From here I suggest you go to a video or book.  They can help you so much more than I can.  I'm still learning.    Northlight Books has a number of good workshops that are downloadable. Watch for their sales too.      Get on their mailing list to get the best prices periodically.    Interweave also has workshops at good prices, but they seem to feature more of the pretty girl kind of faces that are so popular.   Not everyone is a pretty girl.     You may want to draw pretty faces forever and if so, there are dozens of videos on you tube you can study.      If you want to stretch a bit farther and draw or paint mens faces, or older faces, or children's faces - I'd recommend the Northlight Books.     Dick Blick and other art supply companies may have videos that will be helpful.  

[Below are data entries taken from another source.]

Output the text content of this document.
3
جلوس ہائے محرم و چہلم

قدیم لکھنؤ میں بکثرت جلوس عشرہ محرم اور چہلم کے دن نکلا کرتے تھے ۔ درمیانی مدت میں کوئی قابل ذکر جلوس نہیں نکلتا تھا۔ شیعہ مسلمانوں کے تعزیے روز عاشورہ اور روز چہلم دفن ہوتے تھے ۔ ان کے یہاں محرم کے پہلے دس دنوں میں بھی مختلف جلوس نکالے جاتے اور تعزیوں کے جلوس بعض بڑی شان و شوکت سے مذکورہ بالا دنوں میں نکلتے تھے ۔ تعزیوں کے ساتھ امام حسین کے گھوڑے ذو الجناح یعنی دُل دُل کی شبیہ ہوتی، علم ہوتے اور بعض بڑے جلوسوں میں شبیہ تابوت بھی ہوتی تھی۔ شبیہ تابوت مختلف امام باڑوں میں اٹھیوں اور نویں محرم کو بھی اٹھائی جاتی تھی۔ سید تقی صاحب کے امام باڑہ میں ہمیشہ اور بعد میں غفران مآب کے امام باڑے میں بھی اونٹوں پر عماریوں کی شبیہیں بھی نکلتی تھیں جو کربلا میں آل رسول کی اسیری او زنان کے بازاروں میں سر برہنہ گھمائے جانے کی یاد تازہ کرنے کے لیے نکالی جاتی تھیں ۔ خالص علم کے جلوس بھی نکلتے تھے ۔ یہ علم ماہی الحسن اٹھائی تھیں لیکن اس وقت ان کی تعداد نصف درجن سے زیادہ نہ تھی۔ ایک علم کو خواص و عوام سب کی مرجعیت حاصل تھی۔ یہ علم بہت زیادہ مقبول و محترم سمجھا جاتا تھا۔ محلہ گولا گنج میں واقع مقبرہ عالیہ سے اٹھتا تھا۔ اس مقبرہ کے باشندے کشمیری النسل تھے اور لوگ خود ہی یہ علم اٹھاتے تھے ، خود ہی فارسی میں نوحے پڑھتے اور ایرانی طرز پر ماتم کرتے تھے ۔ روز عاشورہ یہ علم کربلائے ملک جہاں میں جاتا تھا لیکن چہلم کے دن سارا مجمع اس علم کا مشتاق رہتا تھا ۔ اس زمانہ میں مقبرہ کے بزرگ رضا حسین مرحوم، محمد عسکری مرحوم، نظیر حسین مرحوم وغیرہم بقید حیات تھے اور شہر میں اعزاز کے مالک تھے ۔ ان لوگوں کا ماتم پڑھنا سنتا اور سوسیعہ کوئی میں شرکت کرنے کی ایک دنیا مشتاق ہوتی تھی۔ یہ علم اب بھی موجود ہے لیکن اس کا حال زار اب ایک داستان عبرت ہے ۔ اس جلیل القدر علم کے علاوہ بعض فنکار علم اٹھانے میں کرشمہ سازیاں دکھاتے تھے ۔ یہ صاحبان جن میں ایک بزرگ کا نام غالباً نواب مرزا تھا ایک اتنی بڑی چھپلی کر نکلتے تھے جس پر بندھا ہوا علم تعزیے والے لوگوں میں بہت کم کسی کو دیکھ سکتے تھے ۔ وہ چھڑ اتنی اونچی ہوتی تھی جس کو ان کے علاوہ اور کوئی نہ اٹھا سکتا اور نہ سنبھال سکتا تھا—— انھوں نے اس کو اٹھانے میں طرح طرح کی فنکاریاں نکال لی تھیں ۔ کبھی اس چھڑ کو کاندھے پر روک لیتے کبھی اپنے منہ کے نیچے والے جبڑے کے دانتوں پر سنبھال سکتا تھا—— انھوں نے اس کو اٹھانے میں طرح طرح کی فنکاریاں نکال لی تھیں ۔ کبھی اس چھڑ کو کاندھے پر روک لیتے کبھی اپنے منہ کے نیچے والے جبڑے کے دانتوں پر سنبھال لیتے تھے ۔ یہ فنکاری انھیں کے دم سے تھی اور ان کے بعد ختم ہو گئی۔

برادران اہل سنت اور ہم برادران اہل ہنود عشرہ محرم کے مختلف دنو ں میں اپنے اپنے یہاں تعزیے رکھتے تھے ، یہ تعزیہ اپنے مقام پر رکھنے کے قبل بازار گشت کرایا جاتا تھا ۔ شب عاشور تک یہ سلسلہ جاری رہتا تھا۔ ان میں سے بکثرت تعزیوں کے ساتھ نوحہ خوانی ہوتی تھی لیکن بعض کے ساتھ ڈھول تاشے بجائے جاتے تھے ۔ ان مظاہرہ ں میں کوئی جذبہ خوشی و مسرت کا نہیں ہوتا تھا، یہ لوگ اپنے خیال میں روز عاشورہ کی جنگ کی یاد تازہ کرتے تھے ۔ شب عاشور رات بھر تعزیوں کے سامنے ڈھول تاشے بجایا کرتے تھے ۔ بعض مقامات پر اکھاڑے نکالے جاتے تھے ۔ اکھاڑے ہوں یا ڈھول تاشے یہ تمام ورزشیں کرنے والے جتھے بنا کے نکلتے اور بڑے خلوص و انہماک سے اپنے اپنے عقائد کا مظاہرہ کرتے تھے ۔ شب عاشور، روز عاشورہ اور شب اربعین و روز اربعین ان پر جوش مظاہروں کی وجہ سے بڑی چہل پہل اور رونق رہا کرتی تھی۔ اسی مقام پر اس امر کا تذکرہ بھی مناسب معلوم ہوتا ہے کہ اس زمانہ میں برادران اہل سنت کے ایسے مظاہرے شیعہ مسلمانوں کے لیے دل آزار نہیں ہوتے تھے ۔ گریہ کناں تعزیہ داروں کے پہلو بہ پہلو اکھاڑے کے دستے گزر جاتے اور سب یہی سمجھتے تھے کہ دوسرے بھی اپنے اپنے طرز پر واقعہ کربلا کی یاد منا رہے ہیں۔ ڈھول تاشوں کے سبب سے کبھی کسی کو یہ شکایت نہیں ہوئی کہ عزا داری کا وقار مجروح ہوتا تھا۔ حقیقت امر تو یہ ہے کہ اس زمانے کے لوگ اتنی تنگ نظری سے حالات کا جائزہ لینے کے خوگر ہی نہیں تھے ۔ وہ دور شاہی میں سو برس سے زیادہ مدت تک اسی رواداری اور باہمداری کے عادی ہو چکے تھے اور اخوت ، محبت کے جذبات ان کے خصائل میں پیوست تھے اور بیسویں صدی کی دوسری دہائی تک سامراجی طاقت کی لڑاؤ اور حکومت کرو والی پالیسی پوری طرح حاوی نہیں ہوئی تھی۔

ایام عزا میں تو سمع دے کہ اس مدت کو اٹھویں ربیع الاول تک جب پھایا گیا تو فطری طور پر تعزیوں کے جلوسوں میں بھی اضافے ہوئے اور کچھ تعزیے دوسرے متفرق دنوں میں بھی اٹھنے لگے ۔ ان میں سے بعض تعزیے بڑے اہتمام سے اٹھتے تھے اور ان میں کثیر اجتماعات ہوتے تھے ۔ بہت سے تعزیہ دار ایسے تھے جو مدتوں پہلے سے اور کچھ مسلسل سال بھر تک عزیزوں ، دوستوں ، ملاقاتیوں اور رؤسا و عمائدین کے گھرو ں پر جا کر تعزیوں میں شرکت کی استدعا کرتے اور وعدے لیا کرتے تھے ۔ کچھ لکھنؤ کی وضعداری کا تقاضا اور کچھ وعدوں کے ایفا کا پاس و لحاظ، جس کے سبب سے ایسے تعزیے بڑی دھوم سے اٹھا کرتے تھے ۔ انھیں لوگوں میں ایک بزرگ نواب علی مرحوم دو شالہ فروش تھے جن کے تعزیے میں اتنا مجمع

I recommend you get a sketchbook, a pencil and eraser and just start.    Practice eyes on one page, mouths on another, noses?  Ears?     Then be brave and try to put them together.    

Now, here is a fun twist for you.      Get a fashion magazine and cut out some eyes and some eyeglasses.    I keep a few of them in an envelope inside my art journal. That way if I'm disgusted with the eyes I just drew, I can view it with sunglasses to see what else needs work.   LOL   Sometimes we focus on one thing so long, we don't see the rest.   

Sometimes we just need a little giggle. 

Drawing faces

I've also spent some time drawing faces that may become paintings at some time.      The whole exercise of having an art journal is a place to explore, and stretch, and make mistakes, and make progress.     And take notes.    

I pasted in a face I'll probably draw on the facing page.    

This isa portrait of my father's grandfather.  

This is drawn from a photo of a cowboyI found online.    This is a pencil  sketch. The color comes from heightening contrast and amping up the color saturation.   I photographed it under a lamp that gives off a golden glow.    Photoshop Elements was the program I used. 
 This next cowboy is a simple pencil sketch with a number 2 pencil.      
 My little Parisian friend who I have used as a silhouette in several pieces, and whose face I sketched earlier is the subject of this sketch.    I pasted the pic next to him in the journal.    that way I can go back and tweak him at leisure.  Nothing l ike a good eraser!   LOL
 This image was also done using Photoshop with a pencil sketch.     I was just getting tired of  plain pencil sketches.       I've already changed quite a few little details of this one since I took the photo.    
 Here is a very straight forward pencil drawing.     It's a different kind of face for me to draw.   I like the challenge.
Sometimes it's nice to have a few rainy days and no commitments or constraints.